Setelah Tiongkok, Jepang Klaim SmartPhone Penyebab Rusaknya Penglihatan Anak

21

Keberadaan smart phone menjadi candu untuk masyarakat hampir 80 persen setap harinya dihabiskan dengan smart phone. Fungsi smart phone yang semakin canggih dan memudahkan kita dalam melakukan hal apapun termasuk pekerjaan menyebabkan masyarakat tidak bisa lepas dari teknologi canggih bernama smart phone.

Maraknya penggunaan smartphone dikalangan masyarakat semakin meluas hingga kalangan anak-anak.

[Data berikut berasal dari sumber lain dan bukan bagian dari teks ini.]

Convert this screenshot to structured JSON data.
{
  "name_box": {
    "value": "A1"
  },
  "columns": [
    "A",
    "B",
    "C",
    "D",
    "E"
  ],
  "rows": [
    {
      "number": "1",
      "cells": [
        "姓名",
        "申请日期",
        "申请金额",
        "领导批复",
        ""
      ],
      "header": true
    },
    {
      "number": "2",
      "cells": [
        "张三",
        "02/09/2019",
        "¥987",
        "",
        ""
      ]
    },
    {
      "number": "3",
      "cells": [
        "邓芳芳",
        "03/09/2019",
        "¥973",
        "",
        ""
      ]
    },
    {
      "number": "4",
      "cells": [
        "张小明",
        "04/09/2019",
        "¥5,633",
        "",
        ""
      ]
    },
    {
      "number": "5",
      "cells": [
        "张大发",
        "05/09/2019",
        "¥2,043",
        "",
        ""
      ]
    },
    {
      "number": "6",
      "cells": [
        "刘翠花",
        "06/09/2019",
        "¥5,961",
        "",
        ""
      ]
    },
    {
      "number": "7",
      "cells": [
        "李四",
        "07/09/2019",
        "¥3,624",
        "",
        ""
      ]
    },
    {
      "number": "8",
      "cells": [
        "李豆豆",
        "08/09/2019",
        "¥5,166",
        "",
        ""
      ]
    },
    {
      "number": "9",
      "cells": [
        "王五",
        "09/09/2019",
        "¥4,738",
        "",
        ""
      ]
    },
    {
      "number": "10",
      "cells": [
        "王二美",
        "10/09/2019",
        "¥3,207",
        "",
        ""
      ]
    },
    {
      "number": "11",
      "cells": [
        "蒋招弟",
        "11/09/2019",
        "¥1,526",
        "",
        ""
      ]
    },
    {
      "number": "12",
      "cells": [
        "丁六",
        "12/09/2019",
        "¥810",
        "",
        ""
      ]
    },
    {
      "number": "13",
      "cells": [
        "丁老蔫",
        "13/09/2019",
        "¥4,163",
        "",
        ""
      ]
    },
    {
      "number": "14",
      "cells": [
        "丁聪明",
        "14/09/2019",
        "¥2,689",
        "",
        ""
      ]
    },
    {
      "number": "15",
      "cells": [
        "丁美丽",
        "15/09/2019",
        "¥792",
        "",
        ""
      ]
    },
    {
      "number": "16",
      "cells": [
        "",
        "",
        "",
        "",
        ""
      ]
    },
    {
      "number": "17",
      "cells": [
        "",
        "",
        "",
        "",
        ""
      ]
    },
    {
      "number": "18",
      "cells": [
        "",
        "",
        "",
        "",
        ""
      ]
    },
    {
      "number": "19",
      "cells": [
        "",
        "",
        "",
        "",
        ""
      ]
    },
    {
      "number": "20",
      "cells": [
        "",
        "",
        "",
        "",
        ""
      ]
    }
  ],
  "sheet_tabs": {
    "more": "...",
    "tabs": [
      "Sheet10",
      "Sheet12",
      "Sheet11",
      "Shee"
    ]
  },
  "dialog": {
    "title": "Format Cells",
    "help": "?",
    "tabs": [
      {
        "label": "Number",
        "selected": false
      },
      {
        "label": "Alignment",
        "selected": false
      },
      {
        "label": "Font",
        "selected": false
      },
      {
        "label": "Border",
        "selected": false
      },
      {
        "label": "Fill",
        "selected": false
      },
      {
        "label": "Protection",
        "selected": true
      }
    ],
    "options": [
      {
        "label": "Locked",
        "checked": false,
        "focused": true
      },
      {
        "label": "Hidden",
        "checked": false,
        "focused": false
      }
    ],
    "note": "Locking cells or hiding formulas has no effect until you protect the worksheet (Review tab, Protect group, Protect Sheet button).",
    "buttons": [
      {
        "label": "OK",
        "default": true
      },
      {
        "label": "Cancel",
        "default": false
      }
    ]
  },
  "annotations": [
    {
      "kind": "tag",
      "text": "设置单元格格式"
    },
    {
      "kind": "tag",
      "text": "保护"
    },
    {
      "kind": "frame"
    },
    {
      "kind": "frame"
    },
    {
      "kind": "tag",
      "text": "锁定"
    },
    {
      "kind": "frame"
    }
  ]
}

Banyak anak-anak yang menghabiskan watunya bermain dengan smart phone, hal tersebut jika dibiarkan dapat berpengaruh terhadap kesehatan mata dan perilaku sang anak.

Pada awal tahun 2018 lalu negara Tiongkok sebagai pasar game mobile terbesar di Dunia mengambil tindakan tegas mengenai anak-anak yang terlalu lama bermain dengan smart phone-nya. Sebagai tindakan untuk melindungi penglihatan anak-anak dari bahayanya cahaya biru yang dipancarkan oleh smart phone.

Cahaya biru yang berada di smart phone tersebut dapat membuat mata cepat lelah dan menyebabkan ketegangan, karena itu kecenderungan anak menatap layar smart phone dengan waktu yang lama dapat berpotensi lebih besar penyebab rusaknya penglihatan pada anak.

Berkaitan dengan masalah tersebut pemerintah Tiongkok akan membatasi waktu bermain game mobille dan mengatur jumlah game yang dirilis. Tindakan dari pemerintah Tiongkok tersebut berdasarkan data dari WHO negara Tiongkok merupakan negara dengan tingkat rabun dekat pada anak tertinggi di Dunia.

Tidak hanya Tiongkok baru-baru ini pemerintah Jepang juga mengklaim bahwa salah satu penyebab memburuknya penglihatan siswa-siswi di negaranya adalah smart phone. Dilansir dari Engadget bahwasannya Kemeneterian Pendidikan, Budaya, Olahraga, Sains dan Teknologi Jepang melakukan survei terkini untuk mengetahui jumlah siswa dengan penglihatan yang buruk.

Mereka menemukan jumlah penglihatan siswa dibawah skor standar 1.0 (ekuivalen 20/20) hasil survei tersebut berada pada titik tertinggi sepanjang masa, yaitu 25,3 persen. Sedangkan hasil survei dari siswa menengah kondisinya lebih buruk lagi yakni 67 persen dan siswa sekolah dasar tidak memnuhi standar berjumlah 34 persen.

Selain memicu rusaknya penglihtan smart phone juga menjadi salah satu pemicu perubahan cara berjalan manusia. Perubahan cara berjalan tersebut saat ini banyak ditemukan dibanyak tempat, orang-orang akan berjalan dengan sedikit membungkuk karena matanya fokus terhadap layar smart phone bahkan ketika menyebrang pun masih ada orang yang berjalan dengan membungkuk.

Jika hal tersebut terjadi bukan hanya penglihatan yang rusak tapi dapat membahayakan diri sendiri pula. Jika  tidak ingin hal yang sama terjadi pada diri kamu, sebaiknya kurangi penggunaan smart phone terutama di tempat-tempat yang dapat membahayakan diri sendiri.